David Ho, research physician and virologist, will receive a Doctor of Science Degree. Ho, who was Time Magazine's Person of the Year in 1996, overturned the common assumption that the HIV virus remains dormant for up to 10 years in a person before it develops into AIDS. His recognition that the virus is extremely active right from the beginning of infection led him to initiate the deployment of a combination of drugs to overpower the virus.

Ho, who was educated at MIT, Cal Tech and the Harvard Medical School, is director of the Diamond AIDS Research Center in New York.

Judith Jamison, award-winning dancer and artistic director of the Alvin Ailey Dance Theater and the Ailey School, will receive a Doctor of Arts degree. Since assuming her current position in 1989, Jamison has guided the Ailey organization in new creative directions. As head of the Ailey School, she has implemented innovative curricula, including one that trains students in West African dance, and has institutionalized programs that nurture the development of young artists.

She has extended the Ailey organization's reach by establishing Ailey camps in Boston and Philadelphia.

Paul Marks, one of the outstanding leaders of academic medical research in the United States, will receive a Doctor of Science degree. Marks is a graduate of Columbia College and Columbia's College of Physicians and Surgeons, where, from 1952-1980, he was professor and chair of the Department of Human Genetics and Development, vice president for medical affairs and dean of the faculty of medicine, vice president of health sciences, and director of the Cancer Research Center.

From 1980 to 1999, he was president and CEO of the Memorial Sloan-Kettering Cancer Center, and since 1980 he has served as an adjunct professor at Rockefeller University and visiting physician at Rockefeller University Hospital.

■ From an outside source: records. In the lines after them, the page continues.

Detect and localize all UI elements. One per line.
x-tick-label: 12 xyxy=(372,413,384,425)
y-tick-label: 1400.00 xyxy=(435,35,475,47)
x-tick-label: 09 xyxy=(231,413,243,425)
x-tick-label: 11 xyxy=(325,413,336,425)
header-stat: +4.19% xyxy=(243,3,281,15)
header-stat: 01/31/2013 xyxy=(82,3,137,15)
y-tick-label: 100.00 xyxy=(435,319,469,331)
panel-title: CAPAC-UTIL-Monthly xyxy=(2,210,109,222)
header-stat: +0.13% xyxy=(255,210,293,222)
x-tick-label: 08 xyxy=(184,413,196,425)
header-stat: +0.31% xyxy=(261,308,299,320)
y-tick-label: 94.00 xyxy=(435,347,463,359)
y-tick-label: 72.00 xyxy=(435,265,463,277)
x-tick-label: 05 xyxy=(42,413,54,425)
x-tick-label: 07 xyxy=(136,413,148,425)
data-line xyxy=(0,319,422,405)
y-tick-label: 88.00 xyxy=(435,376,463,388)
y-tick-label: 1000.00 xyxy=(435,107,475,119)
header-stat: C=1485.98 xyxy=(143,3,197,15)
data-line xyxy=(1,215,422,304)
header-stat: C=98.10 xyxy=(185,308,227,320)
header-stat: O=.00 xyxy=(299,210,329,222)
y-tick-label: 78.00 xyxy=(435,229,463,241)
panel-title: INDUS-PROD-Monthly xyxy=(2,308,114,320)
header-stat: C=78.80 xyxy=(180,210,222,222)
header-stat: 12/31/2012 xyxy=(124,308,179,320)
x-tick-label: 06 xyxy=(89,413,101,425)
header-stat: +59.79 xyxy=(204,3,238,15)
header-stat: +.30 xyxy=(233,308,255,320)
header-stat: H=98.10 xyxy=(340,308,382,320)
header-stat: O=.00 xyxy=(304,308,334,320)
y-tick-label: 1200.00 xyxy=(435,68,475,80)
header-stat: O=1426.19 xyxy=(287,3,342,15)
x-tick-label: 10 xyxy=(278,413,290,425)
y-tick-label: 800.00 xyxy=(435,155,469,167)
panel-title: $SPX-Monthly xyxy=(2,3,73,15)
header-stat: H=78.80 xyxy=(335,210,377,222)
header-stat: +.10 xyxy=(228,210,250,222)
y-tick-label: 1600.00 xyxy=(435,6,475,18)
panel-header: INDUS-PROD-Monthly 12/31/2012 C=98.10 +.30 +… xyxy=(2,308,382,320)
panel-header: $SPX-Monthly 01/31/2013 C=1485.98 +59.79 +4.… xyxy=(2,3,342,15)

Oscar Schachter, Fish Professor Emeritus of International law and Diplomacy at Columbia, will receive a Doctor of Laws degree. A graduate of the City College of New York and the Columbia Law School, Schachter was a visiting lecturer at the Yale Law School from 1956-70, and served the United Nations from 1944 to 1993 in a number of capacities including working for the UN Relief and Rehabilitation Administration, directing the UN legal department and serving as advisor to the Committee on Transnational Corporations.

Rolando Tomas Acosta, judge, Civil Court of the City of New York, will receive the University Medal for Excellence. Elected to a civil court judgeship in 1997, Acosta had previously worked for the City of New York as deputy commissioner for law enforcement, first deputy commissioner and commissioner of human rights. His many community and civic activities include serving on the boards of the Upper Manhattan Empowerment Zone, Latino Commission on AIDS, Hispanic Federation of New York City and New York Immigration Coalition.

Columbia, a member of the Ivy league, was founded in 1754, making the university the oldest institution of higher education in New York and the fifth oldest in the country.